The effective resolution of the eye should be an angular value. I'd say that the smallest comfortable size of text characters for me is about 1/8° wide. I see the width of my 14" FHD laptop screen at about 30°, so the full width contains about 240 characters. This is a large upgrade from 80 columns of VT220 or VGA, and almost twice as much as the densest VT220 mode of 132 columns.

My 28" 4K monitor is exactly like four 14" FHD screens put together. It offers me 480 columns (a bit fewer, because window borders and scroll bars of multiple windows).

So indeed, better screens allow me to see much more text than poorer screens of old. There is a limit, but definitely it was not reached 30-40 years ago yet.

adrianN 2 hours ago

I can read small things much better on a high res monitor.

WillAdams 5 hours ago

For a longer, more detailed take on this see:

https://www.youtube.com/watch?v=bmSAYlu0NcY

which is for the book:

https://www.goodreads.com/book/show/39996759-a-philosophy-of...

[-]

schrodinger 4 hours ago

This needs more than just an upvote — that's one of the best software engineering books I've ever read!

imiric 3 hours ago

What an arrogant, wordy, and partly wrong take on this matter.

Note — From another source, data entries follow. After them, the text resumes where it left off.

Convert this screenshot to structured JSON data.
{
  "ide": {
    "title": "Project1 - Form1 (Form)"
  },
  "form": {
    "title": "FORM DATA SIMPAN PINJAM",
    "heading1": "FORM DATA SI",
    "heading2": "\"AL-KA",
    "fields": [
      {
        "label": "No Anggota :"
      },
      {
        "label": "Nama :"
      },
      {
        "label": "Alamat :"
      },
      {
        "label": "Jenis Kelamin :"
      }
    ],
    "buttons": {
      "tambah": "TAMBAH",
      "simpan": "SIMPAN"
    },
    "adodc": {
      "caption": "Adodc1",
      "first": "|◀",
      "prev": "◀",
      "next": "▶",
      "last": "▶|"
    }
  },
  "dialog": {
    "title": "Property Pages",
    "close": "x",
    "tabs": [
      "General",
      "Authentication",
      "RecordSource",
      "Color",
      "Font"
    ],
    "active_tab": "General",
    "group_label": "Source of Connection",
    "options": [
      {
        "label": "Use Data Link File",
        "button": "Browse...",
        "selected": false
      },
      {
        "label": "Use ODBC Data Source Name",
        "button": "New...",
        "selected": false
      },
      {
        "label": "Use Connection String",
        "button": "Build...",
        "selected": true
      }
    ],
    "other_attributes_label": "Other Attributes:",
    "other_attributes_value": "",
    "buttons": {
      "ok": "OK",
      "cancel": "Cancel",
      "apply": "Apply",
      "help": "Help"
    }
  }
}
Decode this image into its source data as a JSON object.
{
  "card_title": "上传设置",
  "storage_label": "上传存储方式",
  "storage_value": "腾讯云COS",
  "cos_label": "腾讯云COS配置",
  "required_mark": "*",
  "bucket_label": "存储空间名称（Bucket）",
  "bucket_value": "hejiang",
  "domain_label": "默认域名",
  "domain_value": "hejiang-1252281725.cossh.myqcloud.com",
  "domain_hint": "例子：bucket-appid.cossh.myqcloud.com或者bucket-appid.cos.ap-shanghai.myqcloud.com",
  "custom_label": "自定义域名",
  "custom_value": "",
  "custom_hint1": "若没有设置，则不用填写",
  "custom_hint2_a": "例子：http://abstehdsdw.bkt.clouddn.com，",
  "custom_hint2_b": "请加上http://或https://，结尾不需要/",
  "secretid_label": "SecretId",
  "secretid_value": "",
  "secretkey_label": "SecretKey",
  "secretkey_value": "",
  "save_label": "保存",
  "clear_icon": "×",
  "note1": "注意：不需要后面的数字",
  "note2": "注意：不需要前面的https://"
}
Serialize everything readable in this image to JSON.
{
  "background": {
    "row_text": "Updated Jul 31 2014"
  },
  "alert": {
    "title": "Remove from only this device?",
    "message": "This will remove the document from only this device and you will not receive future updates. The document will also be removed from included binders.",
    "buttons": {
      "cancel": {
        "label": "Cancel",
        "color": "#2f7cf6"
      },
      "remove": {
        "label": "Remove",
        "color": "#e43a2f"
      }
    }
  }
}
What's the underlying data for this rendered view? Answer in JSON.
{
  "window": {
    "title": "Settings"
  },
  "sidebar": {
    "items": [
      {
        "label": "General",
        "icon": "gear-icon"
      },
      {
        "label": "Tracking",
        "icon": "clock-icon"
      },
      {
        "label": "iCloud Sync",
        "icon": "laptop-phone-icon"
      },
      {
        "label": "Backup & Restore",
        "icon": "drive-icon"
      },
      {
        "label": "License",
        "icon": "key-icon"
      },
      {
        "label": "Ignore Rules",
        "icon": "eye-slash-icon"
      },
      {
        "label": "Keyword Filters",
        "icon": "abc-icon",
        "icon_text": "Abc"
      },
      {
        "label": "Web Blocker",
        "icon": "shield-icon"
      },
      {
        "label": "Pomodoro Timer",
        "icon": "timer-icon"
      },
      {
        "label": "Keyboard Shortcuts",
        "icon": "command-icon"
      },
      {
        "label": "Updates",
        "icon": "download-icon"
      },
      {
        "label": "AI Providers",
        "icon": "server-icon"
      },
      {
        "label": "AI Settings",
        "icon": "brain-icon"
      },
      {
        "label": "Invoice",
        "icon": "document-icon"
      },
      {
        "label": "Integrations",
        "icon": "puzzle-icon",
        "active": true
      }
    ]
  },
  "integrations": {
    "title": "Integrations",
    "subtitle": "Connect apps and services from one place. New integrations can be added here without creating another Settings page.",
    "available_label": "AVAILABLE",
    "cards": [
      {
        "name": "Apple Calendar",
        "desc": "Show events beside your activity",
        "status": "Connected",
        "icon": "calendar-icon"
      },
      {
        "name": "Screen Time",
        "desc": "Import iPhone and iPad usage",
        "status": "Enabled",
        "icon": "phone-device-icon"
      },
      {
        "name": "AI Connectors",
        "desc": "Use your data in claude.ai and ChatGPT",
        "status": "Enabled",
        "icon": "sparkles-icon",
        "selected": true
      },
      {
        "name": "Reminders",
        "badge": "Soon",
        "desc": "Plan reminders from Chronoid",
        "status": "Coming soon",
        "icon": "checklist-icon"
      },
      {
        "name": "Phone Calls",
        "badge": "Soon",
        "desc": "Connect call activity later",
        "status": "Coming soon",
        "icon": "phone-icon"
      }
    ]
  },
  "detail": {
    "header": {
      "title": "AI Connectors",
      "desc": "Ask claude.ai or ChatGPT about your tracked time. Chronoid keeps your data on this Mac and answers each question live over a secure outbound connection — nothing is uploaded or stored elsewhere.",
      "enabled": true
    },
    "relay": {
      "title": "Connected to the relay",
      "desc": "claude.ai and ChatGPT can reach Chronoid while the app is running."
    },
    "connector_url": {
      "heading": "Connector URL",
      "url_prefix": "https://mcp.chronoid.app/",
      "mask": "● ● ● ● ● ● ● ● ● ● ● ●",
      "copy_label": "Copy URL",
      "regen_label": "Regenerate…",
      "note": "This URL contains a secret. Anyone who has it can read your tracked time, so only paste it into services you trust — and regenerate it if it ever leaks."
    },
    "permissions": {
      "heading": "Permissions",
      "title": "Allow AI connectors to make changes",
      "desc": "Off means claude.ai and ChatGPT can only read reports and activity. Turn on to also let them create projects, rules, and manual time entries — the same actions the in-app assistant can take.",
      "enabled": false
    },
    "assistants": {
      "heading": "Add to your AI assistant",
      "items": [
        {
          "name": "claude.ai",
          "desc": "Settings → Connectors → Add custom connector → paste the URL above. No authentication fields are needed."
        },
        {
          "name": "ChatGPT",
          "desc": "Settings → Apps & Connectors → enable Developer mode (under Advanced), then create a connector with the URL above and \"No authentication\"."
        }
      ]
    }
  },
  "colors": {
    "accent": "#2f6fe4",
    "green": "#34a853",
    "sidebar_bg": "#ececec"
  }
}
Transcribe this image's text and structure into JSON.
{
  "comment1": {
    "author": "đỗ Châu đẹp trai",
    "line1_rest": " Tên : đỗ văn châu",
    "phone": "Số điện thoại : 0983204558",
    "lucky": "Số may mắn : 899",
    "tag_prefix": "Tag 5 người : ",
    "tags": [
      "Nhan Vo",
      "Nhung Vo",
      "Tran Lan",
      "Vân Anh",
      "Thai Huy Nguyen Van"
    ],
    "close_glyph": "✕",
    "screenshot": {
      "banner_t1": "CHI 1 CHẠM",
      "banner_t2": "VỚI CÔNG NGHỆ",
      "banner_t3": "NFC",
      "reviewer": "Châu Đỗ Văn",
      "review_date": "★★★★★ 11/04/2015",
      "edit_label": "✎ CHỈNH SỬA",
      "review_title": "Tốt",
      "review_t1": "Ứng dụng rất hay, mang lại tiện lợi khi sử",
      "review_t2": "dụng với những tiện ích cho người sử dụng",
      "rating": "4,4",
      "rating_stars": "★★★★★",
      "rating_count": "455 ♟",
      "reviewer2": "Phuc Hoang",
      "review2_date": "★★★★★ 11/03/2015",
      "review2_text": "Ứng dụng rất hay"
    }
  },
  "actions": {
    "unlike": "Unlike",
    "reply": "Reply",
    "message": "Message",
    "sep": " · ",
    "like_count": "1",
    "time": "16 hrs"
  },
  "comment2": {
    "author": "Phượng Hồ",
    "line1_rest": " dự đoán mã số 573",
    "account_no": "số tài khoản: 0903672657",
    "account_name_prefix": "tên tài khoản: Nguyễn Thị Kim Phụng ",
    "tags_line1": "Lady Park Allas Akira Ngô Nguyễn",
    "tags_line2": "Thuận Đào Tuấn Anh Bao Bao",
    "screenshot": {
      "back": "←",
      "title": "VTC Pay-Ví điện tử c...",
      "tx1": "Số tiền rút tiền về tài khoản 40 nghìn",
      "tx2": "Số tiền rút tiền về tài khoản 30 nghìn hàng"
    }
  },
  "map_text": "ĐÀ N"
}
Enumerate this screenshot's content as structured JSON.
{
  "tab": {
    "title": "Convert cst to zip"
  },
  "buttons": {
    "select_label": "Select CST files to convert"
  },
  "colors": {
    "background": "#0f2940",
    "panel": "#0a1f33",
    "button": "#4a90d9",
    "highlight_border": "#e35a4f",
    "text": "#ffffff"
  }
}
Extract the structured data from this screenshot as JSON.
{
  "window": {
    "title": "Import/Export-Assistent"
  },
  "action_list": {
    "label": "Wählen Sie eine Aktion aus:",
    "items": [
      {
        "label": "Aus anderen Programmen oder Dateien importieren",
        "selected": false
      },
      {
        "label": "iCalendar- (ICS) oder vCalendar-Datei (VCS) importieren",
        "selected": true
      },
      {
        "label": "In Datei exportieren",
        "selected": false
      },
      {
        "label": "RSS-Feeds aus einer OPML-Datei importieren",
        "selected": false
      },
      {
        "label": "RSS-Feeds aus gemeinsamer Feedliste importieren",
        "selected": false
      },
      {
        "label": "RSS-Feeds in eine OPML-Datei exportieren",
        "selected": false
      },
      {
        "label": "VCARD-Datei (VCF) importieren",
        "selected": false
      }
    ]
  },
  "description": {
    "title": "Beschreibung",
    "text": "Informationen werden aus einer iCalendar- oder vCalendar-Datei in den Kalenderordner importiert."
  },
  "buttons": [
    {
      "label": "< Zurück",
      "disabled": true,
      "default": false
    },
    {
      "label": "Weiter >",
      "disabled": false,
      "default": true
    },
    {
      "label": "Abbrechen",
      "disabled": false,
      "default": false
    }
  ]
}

No, LoC is not a dumb metric. In the same way that cognitive complexity, code coverage, and similar metrics aren't. CC is definitely not "superior" to LoC, it's just different.

These are all signals that point to a piece of code that might need further attention. It is then up to the developer to decide whether to do something about it, or not.

You know what's dumb? Being dogmatic, one way or the other. There are very few hard rules in software development—they're mostly tradeoffs. So whenever I hear someone claiming that X is always bad or always good, I try to poke holes in their argument, or just steer clear from their opinion.